Nanoelectronic thermometers optimised for sub-10 millikelvin operation
J. R. Prance, D. I. Bradley, R. E. George, R. P. Haley, Yu. A., Pashkin, M. Sarsby, J. Penttil\"a, L. Roschier, D. Gunnarsson, H. Heikkinen,, M. Prunnila

TL;DR
This paper demonstrates the successful cooling of nanoelectronic Coulomb blockade thermometers to electron temperatures as low as 3.7 mK using an optimized design with cooling fins and electronic filters, surpassing previous limits.
Contribution
The study introduces an optimized nanoelectronic thermometer design enabling operation below 4 mK, achieving a lowest electron temperature of 3.7 mK.
Findings
Thermometers are well thermally coupled above 7 mK.
Cooling fins and filters improve low-temperature performance.

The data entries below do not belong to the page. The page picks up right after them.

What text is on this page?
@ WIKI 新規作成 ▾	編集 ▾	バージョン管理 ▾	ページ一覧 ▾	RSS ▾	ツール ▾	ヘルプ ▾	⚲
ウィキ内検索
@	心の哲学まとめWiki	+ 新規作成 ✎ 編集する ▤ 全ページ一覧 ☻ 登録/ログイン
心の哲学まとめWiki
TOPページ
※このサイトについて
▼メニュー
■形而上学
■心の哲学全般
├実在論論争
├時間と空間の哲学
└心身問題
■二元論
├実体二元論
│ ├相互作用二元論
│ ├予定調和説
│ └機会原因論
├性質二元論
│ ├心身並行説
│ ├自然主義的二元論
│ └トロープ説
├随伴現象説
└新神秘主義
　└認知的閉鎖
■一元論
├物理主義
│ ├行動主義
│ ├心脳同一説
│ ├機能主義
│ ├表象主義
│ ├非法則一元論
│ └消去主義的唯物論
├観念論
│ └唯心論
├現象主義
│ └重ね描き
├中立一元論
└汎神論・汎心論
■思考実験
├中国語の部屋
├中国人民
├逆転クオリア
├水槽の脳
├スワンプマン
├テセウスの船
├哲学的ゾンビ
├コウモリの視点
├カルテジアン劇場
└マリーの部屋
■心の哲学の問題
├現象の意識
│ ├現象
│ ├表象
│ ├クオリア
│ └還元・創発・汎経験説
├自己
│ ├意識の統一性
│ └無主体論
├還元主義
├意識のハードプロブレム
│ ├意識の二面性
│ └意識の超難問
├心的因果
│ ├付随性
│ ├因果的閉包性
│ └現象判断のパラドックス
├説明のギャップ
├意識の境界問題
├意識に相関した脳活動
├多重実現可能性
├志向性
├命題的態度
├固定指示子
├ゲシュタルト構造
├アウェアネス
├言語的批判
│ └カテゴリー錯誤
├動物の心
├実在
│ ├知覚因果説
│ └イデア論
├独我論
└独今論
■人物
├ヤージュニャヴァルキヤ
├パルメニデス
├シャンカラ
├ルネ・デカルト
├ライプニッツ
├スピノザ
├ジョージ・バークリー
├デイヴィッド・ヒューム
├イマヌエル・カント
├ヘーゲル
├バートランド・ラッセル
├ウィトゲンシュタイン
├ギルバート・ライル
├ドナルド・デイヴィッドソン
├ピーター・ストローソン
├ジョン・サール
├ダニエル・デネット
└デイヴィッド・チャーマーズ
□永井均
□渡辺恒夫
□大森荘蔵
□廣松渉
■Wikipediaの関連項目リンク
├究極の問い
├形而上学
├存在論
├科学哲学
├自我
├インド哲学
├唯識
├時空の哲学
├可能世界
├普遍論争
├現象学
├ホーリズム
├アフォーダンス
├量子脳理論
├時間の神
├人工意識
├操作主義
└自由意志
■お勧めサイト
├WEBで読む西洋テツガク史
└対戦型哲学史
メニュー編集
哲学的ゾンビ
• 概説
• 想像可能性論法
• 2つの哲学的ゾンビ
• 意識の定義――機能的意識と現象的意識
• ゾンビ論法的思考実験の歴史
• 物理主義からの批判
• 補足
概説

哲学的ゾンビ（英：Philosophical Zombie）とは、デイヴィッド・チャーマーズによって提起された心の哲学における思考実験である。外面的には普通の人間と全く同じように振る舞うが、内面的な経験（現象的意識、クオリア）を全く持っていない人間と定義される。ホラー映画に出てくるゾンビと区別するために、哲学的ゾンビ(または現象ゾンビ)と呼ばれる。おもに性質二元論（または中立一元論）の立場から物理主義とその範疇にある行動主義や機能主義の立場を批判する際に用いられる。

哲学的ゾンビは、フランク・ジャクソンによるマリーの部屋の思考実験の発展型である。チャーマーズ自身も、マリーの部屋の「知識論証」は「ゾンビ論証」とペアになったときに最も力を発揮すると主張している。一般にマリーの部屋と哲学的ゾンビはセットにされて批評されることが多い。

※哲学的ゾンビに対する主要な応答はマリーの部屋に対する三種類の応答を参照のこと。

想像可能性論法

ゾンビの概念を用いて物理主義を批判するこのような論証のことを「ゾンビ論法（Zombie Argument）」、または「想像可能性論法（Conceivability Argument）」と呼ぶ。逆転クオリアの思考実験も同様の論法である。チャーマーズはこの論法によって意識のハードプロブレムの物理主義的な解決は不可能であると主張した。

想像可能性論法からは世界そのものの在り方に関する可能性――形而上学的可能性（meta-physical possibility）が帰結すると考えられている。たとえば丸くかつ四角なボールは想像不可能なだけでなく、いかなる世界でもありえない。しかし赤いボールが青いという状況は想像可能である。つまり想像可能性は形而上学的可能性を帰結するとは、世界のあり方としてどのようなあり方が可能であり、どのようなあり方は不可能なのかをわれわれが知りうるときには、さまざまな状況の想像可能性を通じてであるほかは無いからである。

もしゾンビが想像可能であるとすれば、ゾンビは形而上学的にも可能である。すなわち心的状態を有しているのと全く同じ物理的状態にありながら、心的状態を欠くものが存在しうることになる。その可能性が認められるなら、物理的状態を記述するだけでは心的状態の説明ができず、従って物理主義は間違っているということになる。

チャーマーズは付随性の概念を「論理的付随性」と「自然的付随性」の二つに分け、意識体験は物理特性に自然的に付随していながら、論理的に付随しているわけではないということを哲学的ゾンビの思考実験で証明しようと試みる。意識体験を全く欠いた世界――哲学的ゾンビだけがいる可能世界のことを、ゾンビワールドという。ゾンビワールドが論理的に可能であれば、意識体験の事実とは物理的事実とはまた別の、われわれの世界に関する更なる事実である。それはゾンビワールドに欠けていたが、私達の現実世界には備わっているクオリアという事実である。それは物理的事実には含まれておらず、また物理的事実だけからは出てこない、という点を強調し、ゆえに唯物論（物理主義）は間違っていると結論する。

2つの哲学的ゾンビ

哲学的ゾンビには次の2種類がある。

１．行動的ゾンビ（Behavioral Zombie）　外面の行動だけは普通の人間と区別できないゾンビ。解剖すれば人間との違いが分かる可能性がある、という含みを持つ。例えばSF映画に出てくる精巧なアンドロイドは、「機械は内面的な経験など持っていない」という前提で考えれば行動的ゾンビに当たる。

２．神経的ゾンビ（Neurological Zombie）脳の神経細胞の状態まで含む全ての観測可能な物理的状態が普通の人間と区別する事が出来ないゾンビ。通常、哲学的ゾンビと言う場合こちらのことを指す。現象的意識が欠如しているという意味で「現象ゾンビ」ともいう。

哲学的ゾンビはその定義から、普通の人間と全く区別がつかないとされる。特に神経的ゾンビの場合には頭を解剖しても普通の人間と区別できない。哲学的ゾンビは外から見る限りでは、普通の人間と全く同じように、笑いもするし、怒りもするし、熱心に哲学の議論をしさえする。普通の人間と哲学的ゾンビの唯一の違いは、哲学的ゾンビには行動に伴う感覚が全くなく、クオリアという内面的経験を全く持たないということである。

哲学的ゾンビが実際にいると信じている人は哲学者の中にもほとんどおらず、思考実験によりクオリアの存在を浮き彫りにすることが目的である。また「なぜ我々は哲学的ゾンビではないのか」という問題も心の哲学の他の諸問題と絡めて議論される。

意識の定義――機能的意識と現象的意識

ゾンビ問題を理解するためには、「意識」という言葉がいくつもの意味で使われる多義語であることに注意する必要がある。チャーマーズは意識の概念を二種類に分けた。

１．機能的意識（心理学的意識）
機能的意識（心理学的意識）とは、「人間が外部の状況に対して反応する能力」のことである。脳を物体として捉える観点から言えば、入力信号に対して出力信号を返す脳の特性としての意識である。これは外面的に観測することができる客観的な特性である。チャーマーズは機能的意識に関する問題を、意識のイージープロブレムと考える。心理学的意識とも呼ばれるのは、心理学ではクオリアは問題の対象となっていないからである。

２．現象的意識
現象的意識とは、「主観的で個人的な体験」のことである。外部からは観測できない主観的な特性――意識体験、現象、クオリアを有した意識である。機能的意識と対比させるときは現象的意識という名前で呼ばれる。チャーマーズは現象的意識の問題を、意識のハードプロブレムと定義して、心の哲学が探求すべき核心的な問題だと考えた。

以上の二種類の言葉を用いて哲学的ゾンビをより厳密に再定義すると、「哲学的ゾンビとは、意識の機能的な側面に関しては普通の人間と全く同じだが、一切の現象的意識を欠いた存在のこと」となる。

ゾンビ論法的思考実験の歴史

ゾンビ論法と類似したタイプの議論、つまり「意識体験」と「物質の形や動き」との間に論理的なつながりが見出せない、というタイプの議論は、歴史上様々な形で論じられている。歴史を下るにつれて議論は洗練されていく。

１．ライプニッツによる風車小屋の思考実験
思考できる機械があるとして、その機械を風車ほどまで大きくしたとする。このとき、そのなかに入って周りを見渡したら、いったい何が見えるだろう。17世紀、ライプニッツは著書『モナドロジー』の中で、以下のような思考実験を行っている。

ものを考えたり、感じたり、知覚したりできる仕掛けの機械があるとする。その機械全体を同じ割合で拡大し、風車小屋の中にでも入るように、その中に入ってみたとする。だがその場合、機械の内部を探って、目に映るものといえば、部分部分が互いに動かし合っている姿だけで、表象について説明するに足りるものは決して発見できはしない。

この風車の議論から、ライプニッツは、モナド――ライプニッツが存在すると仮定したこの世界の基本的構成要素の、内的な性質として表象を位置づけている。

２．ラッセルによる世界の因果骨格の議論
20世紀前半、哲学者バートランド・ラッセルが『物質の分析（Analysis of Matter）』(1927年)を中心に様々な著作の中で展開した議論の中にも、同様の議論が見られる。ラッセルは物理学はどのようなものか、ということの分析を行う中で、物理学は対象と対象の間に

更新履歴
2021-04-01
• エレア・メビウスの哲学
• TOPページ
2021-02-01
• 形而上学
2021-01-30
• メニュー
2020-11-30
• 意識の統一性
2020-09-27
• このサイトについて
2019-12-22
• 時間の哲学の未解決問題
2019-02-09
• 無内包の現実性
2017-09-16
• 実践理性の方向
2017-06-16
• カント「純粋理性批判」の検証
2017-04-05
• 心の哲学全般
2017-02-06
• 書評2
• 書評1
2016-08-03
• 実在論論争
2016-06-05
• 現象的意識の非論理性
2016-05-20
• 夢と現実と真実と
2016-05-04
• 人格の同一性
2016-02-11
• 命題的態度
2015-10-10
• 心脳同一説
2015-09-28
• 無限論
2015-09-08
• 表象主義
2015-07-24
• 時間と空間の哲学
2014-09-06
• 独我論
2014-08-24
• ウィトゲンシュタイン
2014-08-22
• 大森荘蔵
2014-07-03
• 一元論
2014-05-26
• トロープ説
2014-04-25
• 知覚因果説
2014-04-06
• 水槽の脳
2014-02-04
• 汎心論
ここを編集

Electron temperature diverges from ambient below 7 mK.
Abstract
We report the cooling of electrons in nanoelectronic Coulomb blockade thermometers below 4 mK. Above 7 mK the devices are in good thermal contact with the environment, well isolated from electrical noise, and not susceptible to self-heating. This is attributed to an optimised design that incorporates cooling fins with a high electron-phonon coupling and on-chip electronic filters, combined with a low-noise electronic measurement setup. Below 7 mK the electron temperature is seen to diverge from the ambient temperature. By immersing a Coulomb Blockade Thermometer in the 3He/4He refrigerant of a dilution refrigerator, we measure a lowest electron temperature of 3.7 mK.